Смысл жизни переместился в будущее сына. Он думал о нем как о своем наследнике. Какое будущее предвещало Косте сходство с отцом: его своеволие, технические способности и любовь к задачам, неважно к каким — техническим или шахматным, готовность к сложным поступкам, если в них был смысл?.. В последние два года они стали интересны друг другу, могли в выходной день от обеда до ужина просидеть за столом, рассказывая о своих делах. Вадиму было нескучно слушать, как сын оценивает его рассказы о себе, своих учителях и товарищах, книжных героях. Именно после таких разговоров они чувствовали друг к другу сентиментальную привязанность, видимые признаки которой изгоняли совместными усилиями. Пытался представить, сумел ли бы Костя понять его сегодняшнее положение.

Трудности понимания его положения не в том, что сын еще слишком мало знает о взрослой жизни, — он приучал его каждую задачу, какой бы она ни была, прежде всего понять: решается ли она технологически, какие имеются для этого возможности и средства… Сейчас для выхода из положения технологических решений не имелось. Даже из знаменитых неприступных тюрем можно было бежать: подкуп, подкоп… Он же свое спасение может доверить лишь квартире, своей тюрьме. Любая случайность: встреча с индивидом с гипертрофированным чувством бдительности, или какое-нибудь распоряжение ЖАКТа, или какая-нибудь неведомо кем составленная бумага, и даже его кашель, услышанный соседями, могли его смыть, как смывают отбросы в канализацию. В ответ на все эти смертоносные случайности у него нет ни одной спасительной мысли, никакого плана, даже самого примитивного.

Между тем мозг во сне и наяву был только этим и занят. Всякий шорох, каждое собственное тревожное предположение, каждая достигшая его новость заставляли искать варианты спасения, но их не было. Разве он смог бы объяснить свое нынешнее состояние сыну?! Если не может придумать ничего лучшего, чем ждать и ждать! И если с сыном они когда-нибудь встретятся, не уверен, что сумеет рассказать ему вразумительно об этих днях.

Ведерников проснулся — звонок в дверь. Звонок чужой и упрямый. В растерянности замер. Натянул брюки и босиком подкрался к двери. Кто-то отхаркивался, нетерпеливо ходил в ожидании отклика. Потом начал звонить в соседнюю квартиру.

— У Ведерниковых кто-то живет? — услышал голос горластой дворничихи.



Ответила одна из сестер:

— Мы не обращали внимания…

Явный намек, возмутился инженер, на то, чтобы власти на Ведерниковых внимание обратили.

— Ну, кто-то бывает? Вы что, никого не видели?

— Мужчина, думаем, живет.

— Вот звоню — не отвечают.

Снова над головой Ведерникова задребезжал звонок.

— А вот и почта! («Клюнуло», — оживился инженер). — Может быть, хозяина перевели на казарменное положение?

— Я вам говорю, — снова голос соседки. — У нас нет с ними отношений. Бывают дома — не бывают, на казарменном положении — или уехали…
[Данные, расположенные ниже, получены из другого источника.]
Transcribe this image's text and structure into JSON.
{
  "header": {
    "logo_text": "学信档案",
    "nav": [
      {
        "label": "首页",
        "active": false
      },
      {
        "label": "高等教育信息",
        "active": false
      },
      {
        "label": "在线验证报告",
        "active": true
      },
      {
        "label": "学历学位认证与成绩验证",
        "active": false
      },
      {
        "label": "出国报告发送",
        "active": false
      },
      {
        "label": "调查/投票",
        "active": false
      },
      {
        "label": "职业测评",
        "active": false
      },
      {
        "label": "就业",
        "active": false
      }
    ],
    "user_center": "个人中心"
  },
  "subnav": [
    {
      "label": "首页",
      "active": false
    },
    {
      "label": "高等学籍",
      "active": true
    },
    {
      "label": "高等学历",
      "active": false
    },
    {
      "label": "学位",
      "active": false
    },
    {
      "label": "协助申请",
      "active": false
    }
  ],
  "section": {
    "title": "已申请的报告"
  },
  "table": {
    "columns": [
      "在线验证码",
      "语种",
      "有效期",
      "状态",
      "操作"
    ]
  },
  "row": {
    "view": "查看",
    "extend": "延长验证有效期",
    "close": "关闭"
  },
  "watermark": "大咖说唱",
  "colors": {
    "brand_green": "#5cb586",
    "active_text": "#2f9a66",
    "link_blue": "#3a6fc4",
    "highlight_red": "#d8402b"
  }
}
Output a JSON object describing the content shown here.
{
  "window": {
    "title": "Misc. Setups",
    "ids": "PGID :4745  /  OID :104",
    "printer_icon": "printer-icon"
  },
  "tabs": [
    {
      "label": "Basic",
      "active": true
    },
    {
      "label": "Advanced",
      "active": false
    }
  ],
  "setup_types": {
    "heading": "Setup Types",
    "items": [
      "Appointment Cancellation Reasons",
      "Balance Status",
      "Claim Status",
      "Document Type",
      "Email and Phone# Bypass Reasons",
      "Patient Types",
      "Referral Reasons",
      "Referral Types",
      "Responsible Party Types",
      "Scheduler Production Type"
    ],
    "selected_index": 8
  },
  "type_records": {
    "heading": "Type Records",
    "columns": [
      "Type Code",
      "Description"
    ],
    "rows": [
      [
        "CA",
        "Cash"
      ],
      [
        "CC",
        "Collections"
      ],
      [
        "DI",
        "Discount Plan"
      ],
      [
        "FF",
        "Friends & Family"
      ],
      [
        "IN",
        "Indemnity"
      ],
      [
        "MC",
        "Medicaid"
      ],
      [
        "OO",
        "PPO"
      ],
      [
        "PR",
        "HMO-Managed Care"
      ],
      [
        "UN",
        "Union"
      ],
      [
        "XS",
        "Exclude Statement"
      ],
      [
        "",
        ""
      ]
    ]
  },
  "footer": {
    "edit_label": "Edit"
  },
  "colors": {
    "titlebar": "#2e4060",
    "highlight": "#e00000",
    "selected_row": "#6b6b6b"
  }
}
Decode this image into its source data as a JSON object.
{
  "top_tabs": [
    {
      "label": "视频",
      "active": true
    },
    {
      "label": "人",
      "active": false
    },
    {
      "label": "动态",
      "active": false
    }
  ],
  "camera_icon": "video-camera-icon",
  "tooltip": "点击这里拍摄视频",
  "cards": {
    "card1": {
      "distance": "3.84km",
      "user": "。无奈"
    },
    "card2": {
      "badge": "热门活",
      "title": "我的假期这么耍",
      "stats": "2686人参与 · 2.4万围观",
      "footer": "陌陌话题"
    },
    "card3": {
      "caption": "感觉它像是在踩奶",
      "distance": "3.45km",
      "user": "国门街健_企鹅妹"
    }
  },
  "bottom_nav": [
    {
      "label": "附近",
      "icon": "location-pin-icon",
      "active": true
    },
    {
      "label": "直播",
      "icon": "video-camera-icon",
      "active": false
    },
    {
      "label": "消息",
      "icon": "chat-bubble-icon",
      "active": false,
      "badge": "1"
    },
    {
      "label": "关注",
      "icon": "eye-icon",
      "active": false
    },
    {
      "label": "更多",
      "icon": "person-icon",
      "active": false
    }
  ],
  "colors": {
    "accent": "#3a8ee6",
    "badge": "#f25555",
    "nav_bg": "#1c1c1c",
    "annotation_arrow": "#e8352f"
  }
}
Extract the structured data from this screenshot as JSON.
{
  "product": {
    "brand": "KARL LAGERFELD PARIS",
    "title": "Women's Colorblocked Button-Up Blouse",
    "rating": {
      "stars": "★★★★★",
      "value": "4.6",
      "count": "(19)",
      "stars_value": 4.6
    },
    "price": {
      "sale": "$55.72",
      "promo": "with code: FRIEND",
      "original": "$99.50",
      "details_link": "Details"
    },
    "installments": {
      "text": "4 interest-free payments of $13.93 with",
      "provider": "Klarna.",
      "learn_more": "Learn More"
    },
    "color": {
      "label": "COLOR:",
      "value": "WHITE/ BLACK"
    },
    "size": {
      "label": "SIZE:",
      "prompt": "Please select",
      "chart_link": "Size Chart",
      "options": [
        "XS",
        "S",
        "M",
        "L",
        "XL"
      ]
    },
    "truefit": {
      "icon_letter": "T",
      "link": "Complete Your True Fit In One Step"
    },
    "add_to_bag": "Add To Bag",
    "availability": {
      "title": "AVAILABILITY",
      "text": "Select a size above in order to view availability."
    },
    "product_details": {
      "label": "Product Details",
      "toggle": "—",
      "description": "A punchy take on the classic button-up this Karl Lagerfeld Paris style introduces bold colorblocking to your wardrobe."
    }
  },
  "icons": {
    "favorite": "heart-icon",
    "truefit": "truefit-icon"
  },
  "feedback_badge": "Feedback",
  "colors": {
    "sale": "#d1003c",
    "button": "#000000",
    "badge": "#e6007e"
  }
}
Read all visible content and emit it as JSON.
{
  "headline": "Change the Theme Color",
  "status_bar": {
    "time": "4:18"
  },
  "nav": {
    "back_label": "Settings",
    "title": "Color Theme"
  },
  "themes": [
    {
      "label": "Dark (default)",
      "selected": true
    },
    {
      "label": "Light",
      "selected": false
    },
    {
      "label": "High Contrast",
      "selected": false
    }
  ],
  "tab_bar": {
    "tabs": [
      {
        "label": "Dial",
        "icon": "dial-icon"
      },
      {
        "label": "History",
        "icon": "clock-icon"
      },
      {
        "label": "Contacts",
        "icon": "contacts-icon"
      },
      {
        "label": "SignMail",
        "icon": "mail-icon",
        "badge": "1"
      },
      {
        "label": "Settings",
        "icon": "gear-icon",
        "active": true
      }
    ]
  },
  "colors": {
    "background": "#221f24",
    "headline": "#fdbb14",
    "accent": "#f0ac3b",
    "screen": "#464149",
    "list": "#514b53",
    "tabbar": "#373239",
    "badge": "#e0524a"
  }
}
— Ну и соседи пошли! — проворчала дворничиха. — Ничего не знают. Ничего их не интересует!

— А что случилось?

Ведерников замер. Ему показалось, что в одно мгновение у него выросли отвратительно большие уши.

— Не платит за квартиру. Третий месяц. Если увидите, передайте, чтобы немедленно заплатил за квартиру.

— Я хочу у вас спросить, — соседка перешла на вкрадчивую интонацию, — жакт будет жильцам выдавать дрова или нет?

— Этот вопрос жильцы давно поднимают. Нам говорят: надо ждать, когда улучшится положение на фронте. У меня у самой ребята стали мерзнуть — окно законопатила. Старые люди «буржуйки» заказывают — такие маленькие печки. Наш кровельщик за деньги делает. Хотите, я ему скажу, что седьмой квартире тоже печка нужна?